Central Limit Theorem

If $X_1, X_2, \ldots$ are i.i.d. with mean $\mu$ and variance $\sigma^2 \in (0, \infty)$, then:

$\frac{\sqrt{n}(\bar{X}_n - \mu)}{\sigma} \xrightarrow{d} \mathcal{N}(0, 1)$

Equivalently: $\sqrt{n}(\bar{X}_n - \mu) \xrightarrow{d} \mathcal{N}(0, \sigma^2)$.

In practical terms: for large $n$, $\bar{X}_n \approx \mathcal{N}(\mu, \sigma^2/n)$.

Each $X_i$ contributes a random "kick" to the sum. For large $n$, the aggregate effect of many small independent kicks is Gaussian --- this is the essence of the CLT. The kicks can come from any distribution (Bernoulli, Exponential, Poisson, anything with finite variance), and the result is always the same bell curve. The only things that matter are the mean (which centers the curve) and the variance (which sets the width).

The $\sqrt{n}$ scaling is crucial: the sum $\sum X_i$ grows as $n\mu$, the standard deviation grows as $\sigma\sqrt{n}$, so the standardized version $(\sum X_i - n\mu)/(\sigma\sqrt{n})$ remains $O(1)$. This is the "zoom" that reveals the Gaussian structure.

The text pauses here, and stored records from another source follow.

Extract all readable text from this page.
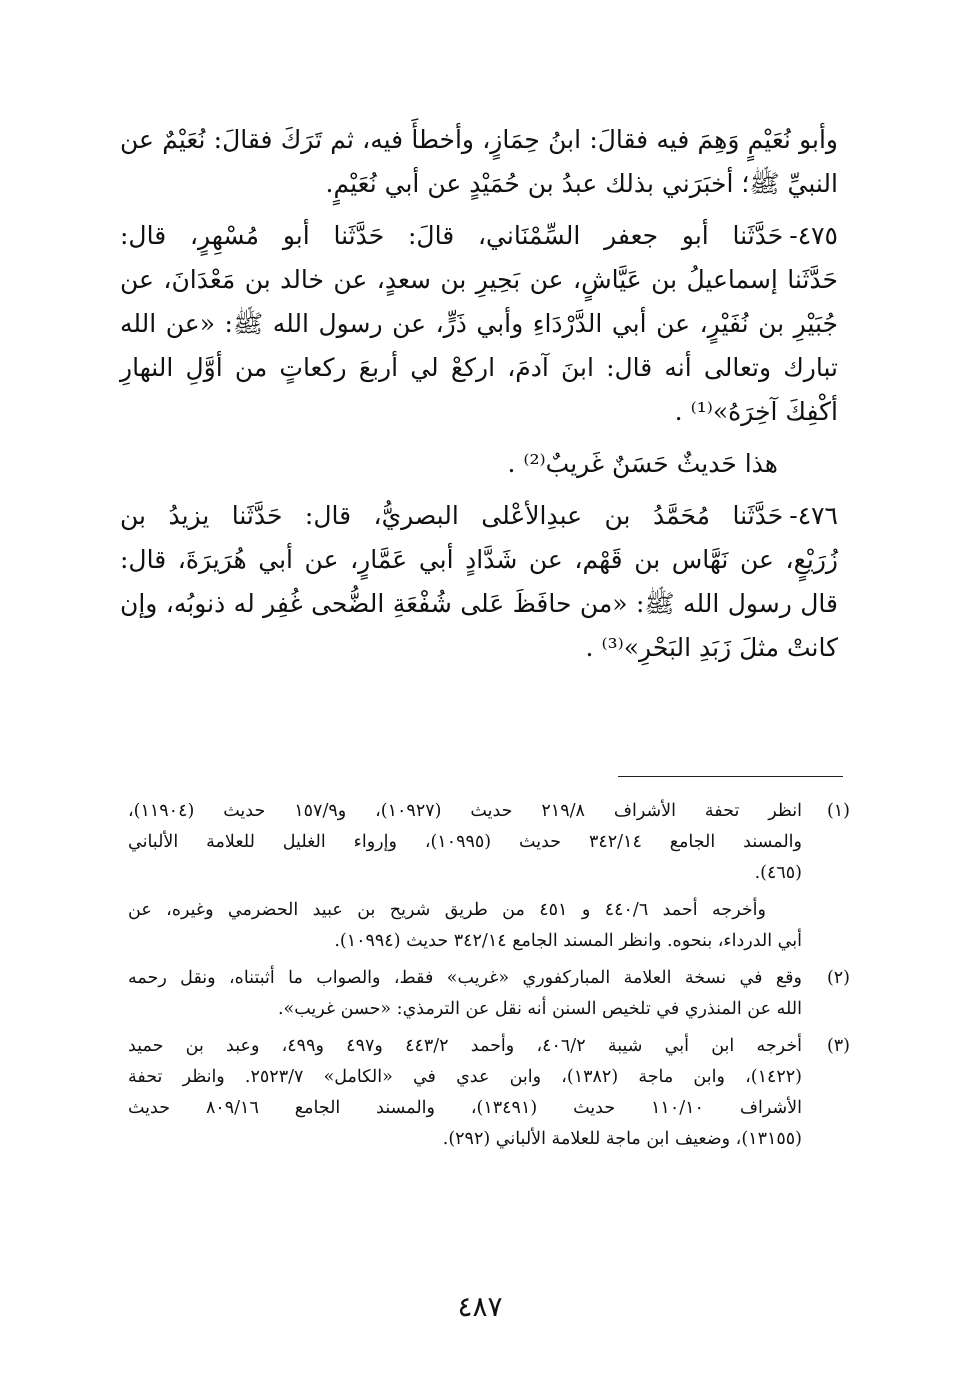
وأبو نُعَيْمٍ وَهِمَ فيه فقالَ: ابنُ حِمَازٍ، وأخطأَ فيه، ثم تَرَكَ فقالَ: نُعَيْمٌ عن
النبيِّ ﷺ؛ أخبَرَني بذلك عبدُ بن حُمَيْدٍ عن أبي نُعَيْمٍ.
٤٧٥-حَدَّثَنا أبو جعفر السِّمْنَاني، قالَ: حَدَّثَنا أبو مُسْهِرٍ، قال:
حَدَّثَنا إسماعيلُ بن عَيَّاشٍ، عن بَحِيرِ بن سعدٍ، عن خالد بن مَعْدَانَ، عن
جُبَيْرِ بن نُفَيْرٍ، عن أبي الدَّرْدَاءِ وأبي ذَرٍّ، عن رسول الله ﷺ: «عن الله
تبارك وتعالى أنه قال: ابنَ آدمَ، اركعْ لي أربعَ ركعاتٍ من أوَّلِ النهارِ
أكْفِكَ آخِرَهُ»⁽¹⁾ .
هذا حَديثٌ حَسَنٌ غَريبٌ⁽²⁾ .
٤٧٦-حَدَّثَنا مُحَمَّدُ بن عبدِالأعْلى البصريُّ، قال: حَدَّثَنا يزيدُ بن
زُرَيْعٍ، عن نَهَّاس بن قَهْم، عن شَدَّادٍ أبي عَمَّارٍ، عن أبي هُرَيرَةَ، قال:
قال رسول الله ﷺ: «من حافَظَ عَلى شُفْعَةِ الضُّحى غُفِر له ذنوبُه، وإن
كانتْ مثلَ زَبَدِ البَحْرِ»⁽³⁾ .
(١)
انظر تحفة الأشراف ٢١٩/٨ حديث (١٠٩٢٧)، و١٥٧/٩ حديث (١١٩٠٤)،
والمسند الجامع ٣٤٢/١٤ حديث (١٠٩٩٥)، وإرواء الغليل للعلامة الألباني
(٤٦٥).
وأخرجه أحمد ٤٤٠/٦ و ٤٥١ من طريق شريح بن عبيد الحضرمي وغيره، عن
أبي الدرداء، بنحوه. وانظر المسند الجامع ٣٤٢/١٤ حديث (١٠٩٩٤).
(٢)
وقع في نسخة العلامة المباركفوري «غريب» فقط، والصواب ما أثبتناه، ونقل رحمه
الله عن المنذري في تلخيص السنن أنه نقل عن الترمذي: «حسن غريب».
(٣)
أخرجه ابن أبي شيبة ٤٠٦/٢، وأحمد ٤٤٣/٢ و٤٩٧ و٤٩٩، وعبد بن حميد
(١٤٢٢)، وابن ماجة (١٣٨٢)، وابن عدي في «الكامل» ٢٥٢٣/٧. وانظر تحفة
الأشراف ١١٠/١٠ حديث (١٣٤٩١)، والمسند الجامع ٨٠٩/١٦ حديث
(١٣١٥٥)، وضعيف ابن ماجة للعلامة الألباني (٢٩٢).
٤٨٧
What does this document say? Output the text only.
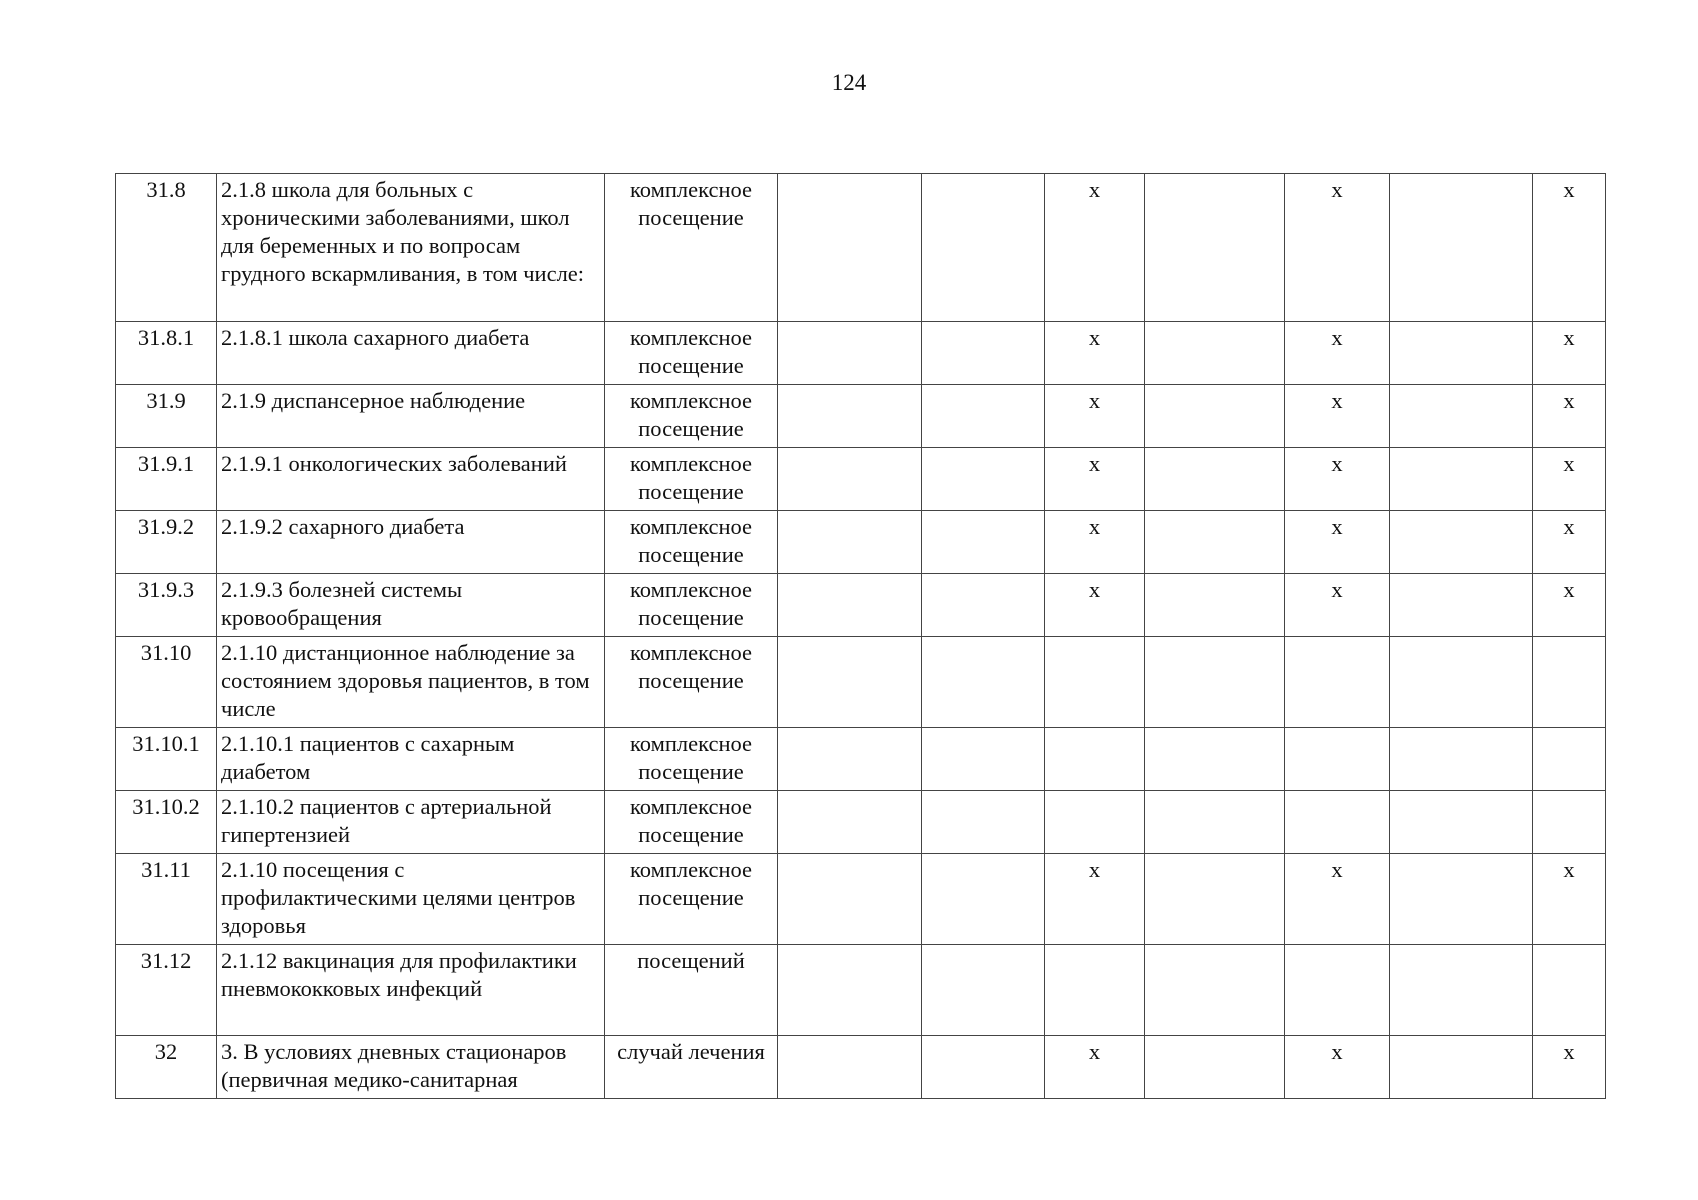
124
31.8	2.1.8 школа для больных с хроническими заболеваниями, школ для беременных и по вопросам грудного вскармливания, в том числе:	комплексное посещение			х		х		х
31.8.1	2.1.8.1 школа сахарного диабета	комплексное посещение			х		х		х
31.9	2.1.9 диспансерное наблюдение	комплексное посещение			х		х		х
31.9.1	2.1.9.1 онкологических заболеваний	комплексное посещение			х		х		х
31.9.2	2.1.9.2 сахарного диабета	комплексное посещение			х		х		х
31.9.3	2.1.9.3 болезней системы кровообращения	комплексное посещение			х		х		х
31.10	2.1.10 дистанционное наблюдение за состоянием здоровья пациентов, в том числе	комплексное посещение							
31.10.1	2.1.10.1 пациентов с сахарным диабетом	комплексное посещение							
31.10.2	2.1.10.2 пациентов с артериальной гипертензией	комплексное посещение							
31.11	2.1.10 посещения с профилактическими целями центров здоровья	комплексное посещение			х		х		х
31.12	2.1.12 вакцинация для профилактики пневмококковых инфекций	посещений							
32	3. В условиях дневных стационаров (первичная медико-санитарная	случай лечения			х		х		х
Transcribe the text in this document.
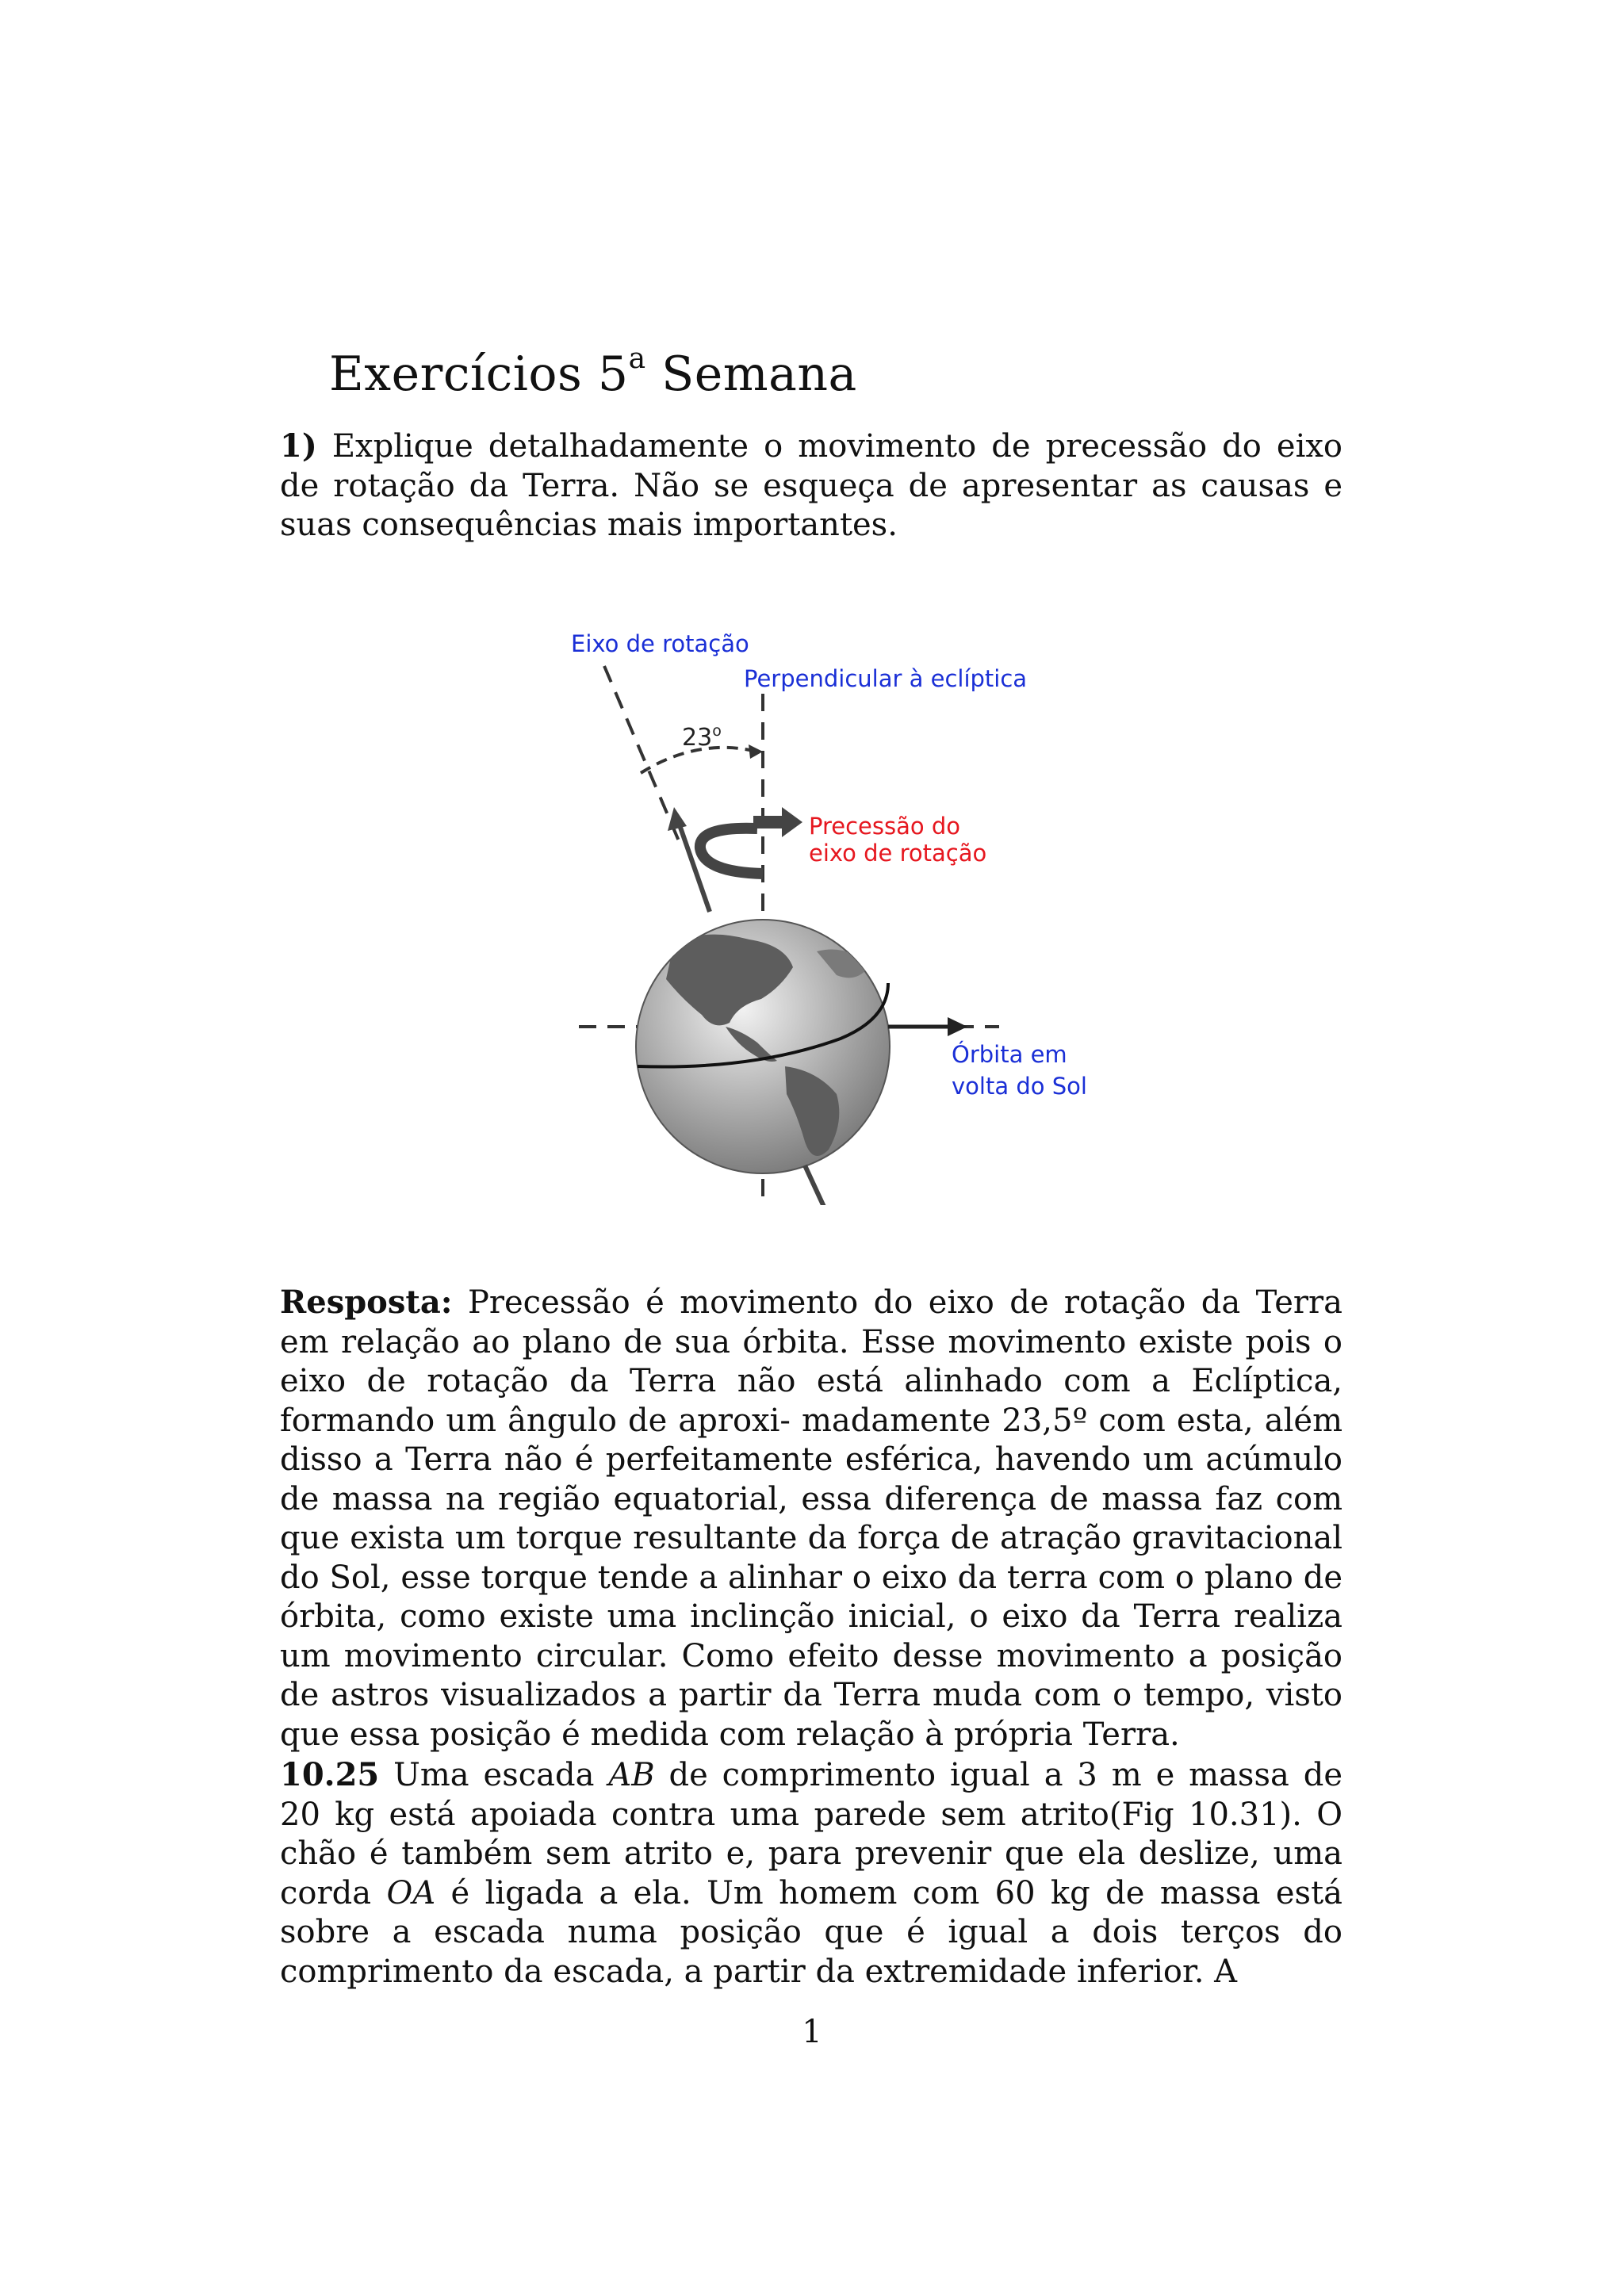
Exercícios 5$^a$ Semana
1) Explique detalhadamente o movimento de precessão do eixo de rotação da Terra. Não se esqueça de apresentar as causas e suas consequências mais importantes.
23$^o$
Eixo de rotação
Perpendicular à eclíptica
Precessão do
eixo de rotação
Órbita em
volta do Sol
Resposta: Precessão é movimento do eixo de rotação da Terra em relação ao plano de sua órbita. Esse movimento existe pois o eixo de rotação da Terra não está alinhado com a Eclíptica, formando um ângulo de aproxi- madamente 23,5º com esta, além disso a Terra não é perfeitamente esférica, havendo um acúmulo de massa na região equatorial, essa diferença de massa faz com que exista um torque resultante da força de atração gravitacional do Sol, esse torque tende a alinhar o eixo da terra com o plano de órbita, como existe uma inclinção inicial, o eixo da Terra realiza um movimento circular. Como efeito desse movimento a posição de astros visualizados a partir da Terra muda com o tempo, visto que essa posição é medida com relação à própria Terra.
10.25 Uma escada AB de comprimento igual a 3 m e massa de 20 kg está apoiada contra uma parede sem atrito(Fig 10.31). O chão é também sem atrito e, para prevenir que ela deslize, uma corda OA é ligada a ela. Um homem com 60 kg de massa está sobre a escada numa posição que é igual a dois terços do comprimento da escada, a partir da extremidade inferior. A
1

The CLT is the single most used theorem in statistics. Every time you compute a confidence interval, perform a hypothesis test, or report a standard error, you are (implicitly or explicitly) invoking the CLT.

In ML theory, the CLT appears in:

• Asymptotic normality of MLE: under regularity conditions, $\sqrt{n}(\hat{\theta}_{\text{MLE}} - \theta_0) \xrightarrow{d} \mathcal{N}(0, I(\theta_0)^{-1})$ where $I(\theta_0)$ is the Fisher information
• Asymptotic theory of M-estimators: any estimator defined as the minimizer of an empirical objective is asymptotically normal under smoothness conditions
• Bootstrap validity: the bootstrap works because the CLT ensures the sampling distribution is approximately Gaussian

The CLT requires finite variance ($\sigma^2 < \infty$). For heavy-tailed distributions with infinite variance (e.g., stable distributions with index $\alpha < 2$), the sum converges to a non-Gaussian stable distribution. The CLT also gives no information about how large $n$ needs to be for the approximation to be accurate. For highly skewed or heavy-tailed distributions, the Gaussian approximation can be poor even for moderately large $n$. The Berry-Esseen bound addresses this.

If $X_1, \ldots, X_n$ are i.i.d. with $\mathbb{E}[X_i] = 0$, $\text{Var}(X_i) = \sigma^2$, and $\mathbb{E}[|X_i|^3] = \rho < \infty$, then:

$\sup_t \left| \Pr\!\left[\frac{\bar{X}_n}{\sigma/\sqrt{n}} \leq t\right] - \Phi(t) \right| \leq \frac{C\rho}{\sigma^3 \sqrt{n}}$

where $\Phi$ is the standard normal CDF and $C$ is a universal constant ($C \leq 0.4748$, due to Shevtsova 2011).

The rate of convergence in the CLT is $O(1/\sqrt{n})$.

Berry-Esseen quantifies what the CLT leaves vague: the Gaussian approximation is accurate to within $O(1/\sqrt{n})$ in the CDF. The constant depends on the ratio $\rho/\sigma^3$, which measures how "non-Gaussian" the original distribution is. For symmetric distributions, the constant is smaller. For highly skewed distributions, the constant is larger, and you need more samples for the Gaussian approximation to kick in.

Berry-Esseen tells you when the CLT approximation is good enough to trust. For the Bernoulli distribution with $p = 1/2$: $\rho/\sigma^3 = 2$, and the bound gives an error of at most $0.95/\sqrt{n}$. For $n = 100$, the error is at most 0.095 --- about a 10% error in the CDF. For $n = 10{,}000$, the error is at most 0.0095.

The $O(1/\sqrt{n})$ rate is tight: it cannot be improved in general. This means that for CLT-based confidence intervals to be accurate to 1%, you need $n \sim 10{,}000$. In practice, the CLT approximation is often better than the worst case, especially for symmetric distributions.

Berry-Esseen requires a finite third moment. If $\mathbb{E}[|X|^3] = \infty$ (but $\text{Var}(X) < \infty$), the CLT still holds but the rate of convergence can be slower than $O(1/\sqrt{n})$. Also, the Berry-Esseen bound is a uniform bound over all $t$; for tail probabilities (large $|t|$), the relative error of the Gaussian approximation can be much worse.